Some Notes Regarding Raising Pitch
By Craig Brougher
|Many tuners are fearful that if they tune an old piano up to pitch, they are going to start breaking strings. There are several reasons for this, the least of which is not rotten strings or an asymetrically relaxed soundboard. But they might also profit from knowing something else about tension and tone before they decide that a 20 cent (which just means a 20%) pitch raise could break strings.
[ Editor's Note:
[ In this article when % (per cent) is in the context of pitch,
[ it means "percent of one half step".
Piano wire (old) is liable to break anytime you exceed its elastic limit, which is still only 70% of its breaking strength. No piano is strung beyond 80-90% of the elastic limit, anyway, so when you tune a piano, you are (usually) between 40 and 60% of the breaking strength. At A 440, if the tension at tune is about 170lbs (big piano), then the tension to pull that same string up one note (A# 466.164) is 190 lbs. That means 100 cents sharp here will raise an A to an A# with only 11.7% increase in tension! So you can see that pitch raising is not damaging to a piano or a string at all, by itself, particularly when we are usually talking a maximum of 20%, not 100%-- one fifth that amount. A 20% pitch raise would increase the tension of that string therefore, only 2.34%! Not hardly what you call dangerous!
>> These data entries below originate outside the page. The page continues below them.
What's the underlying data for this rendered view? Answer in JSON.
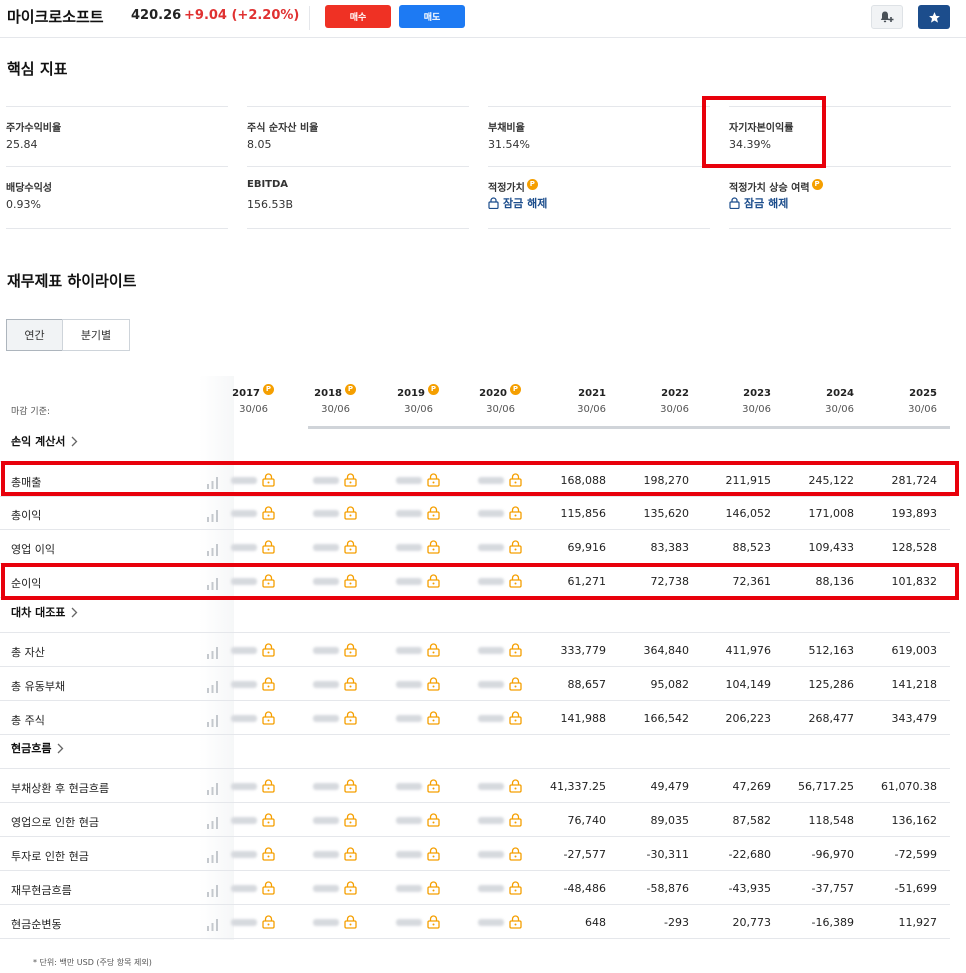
{
  "header": {
    "name": "마이크로소프트",
    "price": "420.26",
    "change": "+9.04  (+2.20%)",
    "buy_label": "매수",
    "sell_label": "매도"
  },
  "key_metrics": {
    "title": "핵심 지표",
    "items": [
      {
        "label": "주가수익비율",
        "value": "25.84"
      },
      {
        "label": "주식 순자산 비율",
        "value": "8.05"
      },
      {
        "label": "부채비율",
        "value": "31.54%"
      },
      {
        "label": "자기자본이익률",
        "value": "34.39%"
      },
      {
        "label": "배당수익성",
        "value": "0.93%"
      },
      {
        "label": "EBITDA",
        "value": "156.53B"
      },
      {
        "label": "적정가치",
        "value": "잠금 해제"
      },
      {
        "label": "적정가치 상승 여력",
        "value": "잠금 해제"
      }
    ]
  },
  "financials": {
    "title": "재무제표 하이라이트",
    "tabs": [
      "연간",
      "분기별"
    ],
    "deadline_label": "마감 기준:",
    "columns": [
      {
        "year": "2017",
        "date": "30/06",
        "locked": true
      },
      {
        "year": "2018",
        "date": "30/06",
        "locked": true
      },
      {
        "year": "2019",
        "date": "30/06",
        "locked": true
      },
      {
        "year": "2020",
        "date": "30/06",
        "locked": true
      },
      {
        "year": "2021",
        "date": "30/06",
        "locked": false
      },
      {
        "year": "2022",
        "date": "30/06",
        "locked": false
      },
      {
        "year": "2023",
        "date": "30/06",
        "locked": false
      },
      {
        "year": "2024",
        "date": "30/06",
        "locked": false
      },
      {
        "year": "2025",
        "date": "30/06",
        "locked": false
      }
    ],
    "groups": [
      {
        "title": "손익 계산서",
        "rows": [
          {
            "label": "총매출",
            "values": [
              "168,088",
              "198,270",
              "211,915",
              "245,122",
              "281,724"
            ]
          },
          {
            "label": "총이익",
            "values": [
              "115,856",
              "135,620",
              "146,052",
              "171,008",
              "193,893"
            ]
          },
          {
            "label": "영업 이익",
            "values": [
              "69,916",
              "83,383",
              "88,523",
              "109,433",
              "128,528"
            ]
          },
          {
            "label": "순이익",
            "values": [
              "61,271",
              "72,738",
              "72,361",
              "88,136",
              "101,832"
            ]
          }
        ]
      },
      {
        "title": "대차 대조표",
        "rows": [
          {
            "label": "총 자산",
            "values": [
              "333,779",
              "364,840",
              "411,976",
              "512,163",
              "619,003"
            ]
          },
          {
            "label": "총 유동부채",
            "values": [
              "88,657",
              "95,082",
              "104,149",
              "125,286",
              "141,218"
            ]
          },
          {
            "label": "총 주식",
            "values": [
              "141,988",
              "166,542",
              "206,223",
              "268,477",
              "343,479"
            ]
          }
        ]
      },
      {
        "title": "현금흐름",
        "rows": [
          {
            "label": "부채상환 후 현금흐름",
            "values": [
              "41,337.25",
              "49,479",
              "47,269",
              "56,717.25",
              "61,070.38"
            ]
          },
          {
            "label": "영업으로 인한 현금",
            "values": [
              "76,740",
              "89,035",
              "87,582",
              "118,548",
              "136,162"
            ]
          },
          {
            "label": "투자로 인한 현금",
            "values": [
              "-27,577",
              "-30,311",
              "-22,680",
              "-96,970",
              "-72,599"
            ]
          },
          {
            "label": "재무현금흐름",
            "values": [
              "-48,486",
              "-58,876",
              "-43,935",
              "-37,757",
              "-51,699"
            ]
          },
          {
            "label": "현금순변동",
            "values": [
              "648",
              "-293",
              "20,773",
              "-16,389",
              "11,927"
            ]
          }
        ]
      }
    ],
    "footnote": "* 단위: 백만 USD (주당 항목 제외)"
  },
  "colors": {
    "buy": "#ef3124",
    "sell": "#1d7af3",
    "up": "#e03131",
    "accent": "#1c4d8c",
    "highlight": "#e8000b",
    "pro_badge": "#f59f00"
  },
  "icons": {
    "alert": "bell-plus-icon",
    "star": "star-icon",
    "lock": "lock-icon",
    "bar": "bar-chart-icon",
    "chevron": "chevron-right-icon"
  }
}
If the strings are so rusted and dinged up that they start to break when you tune them and they don't break as long as you tune flat (in place), then they are just going to nickel-dime you to death anyway. They are going to be breaking a few at a time, each time you tune the piano. Why not get it over with and restring it?
There is also such a thing as "rotten" string. Nobody knows exactly what happens, but the string apparently crystallizes and snaps, usually in sections of the piano, so that's why they believe it involves improper annealing or something not quite right in the steel when it was drawn. But in far and away most cases, any old piano can be brought right up to pitch. If the difference is 2% in the tension, as I have shown, then no way will that break a string by itself. And you should also keep in mind that when a hammer hits a string it exceeds that tension momentarily by several times in shock-wave fashion, which is even more painful to an overstretched string.
By the way, the difference between an A435 tuning and an A440 tuning is less than 5% overall, from bass to treble. So anyone who has been afraid to tune to standard pitch doesn't have to be. However, the 435 pitch has a flavor of its own that is original and a bit warmer, too. I suggest that you leave the pitch as originally designed if you want it to sound perfectly authentic. But if you are also playing the instrument, you can raise it to 440 without any fears at all.
(Message sent Sun 3 Nov 1996, 14:46:56 GMT, from time zone GMT.)